Under the new order, masks will not be required outdoors unless at gatherings with 100 or more people. Large outdoor events, including food festivals and fairs, also will be able to exceed the current 1,000-person limit as long as they create and post a safety plan.

COVID case rates, hospitalizations and deaths have been declining in recent weeks, but Michigan is still worst in the nation in all three metrics. The state reported 2,527 new confirmed COVID-19 cases and 126 deaths on Tuesday. Recently, Gov. Gretchen Whitmer called for residents to stop eating indoors at restaurants, and asked restaurateurs to pause service for two weeks in an effort to thwart a COVID-19 surge.

But Hertel and Whitmer have resisted handing down more stringent regulations, despite recommendations from national health leaders.

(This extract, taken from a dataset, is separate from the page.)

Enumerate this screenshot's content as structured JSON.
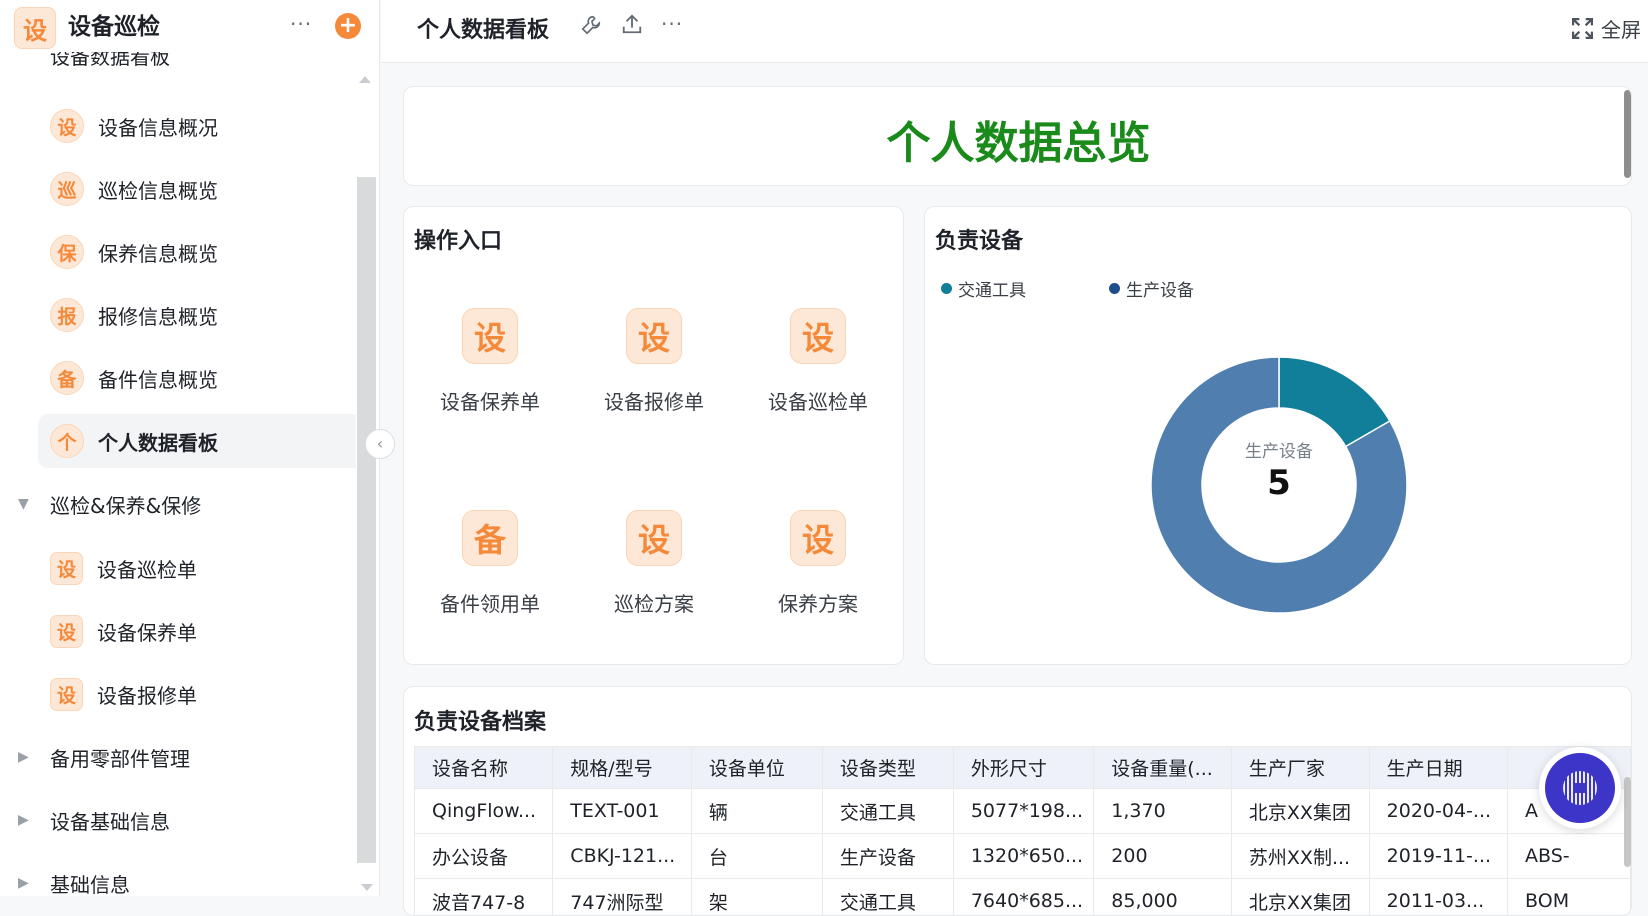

Instead, Whitmer outlined a plan on Thursday, April 29, that would make COVID-19 restrictions contingent on specific vaccination levels.

The tiered plan, for example, would lift the curfew for the state’s restaurants and bars once 60 percent of Michiganders 18 and older are vaccinated. Indoor dining capacity limits would be lifted once 65 percent of Michiganders over 18 are vaccinated. Under current regulations, restaurants are restricted to 50 percent capacity or 100 diners.

State health officials have previously said the goal is to have 70 percent of Michiganders vaccinated, a goal mirroring President Biden’s plan for the nation. About half of state residents have received at least one dose of the vaccine but rates in Detroit have been sluggish, with just 31.3 percent of residents 16 and older getting a shot, as of Wednesday, May 3.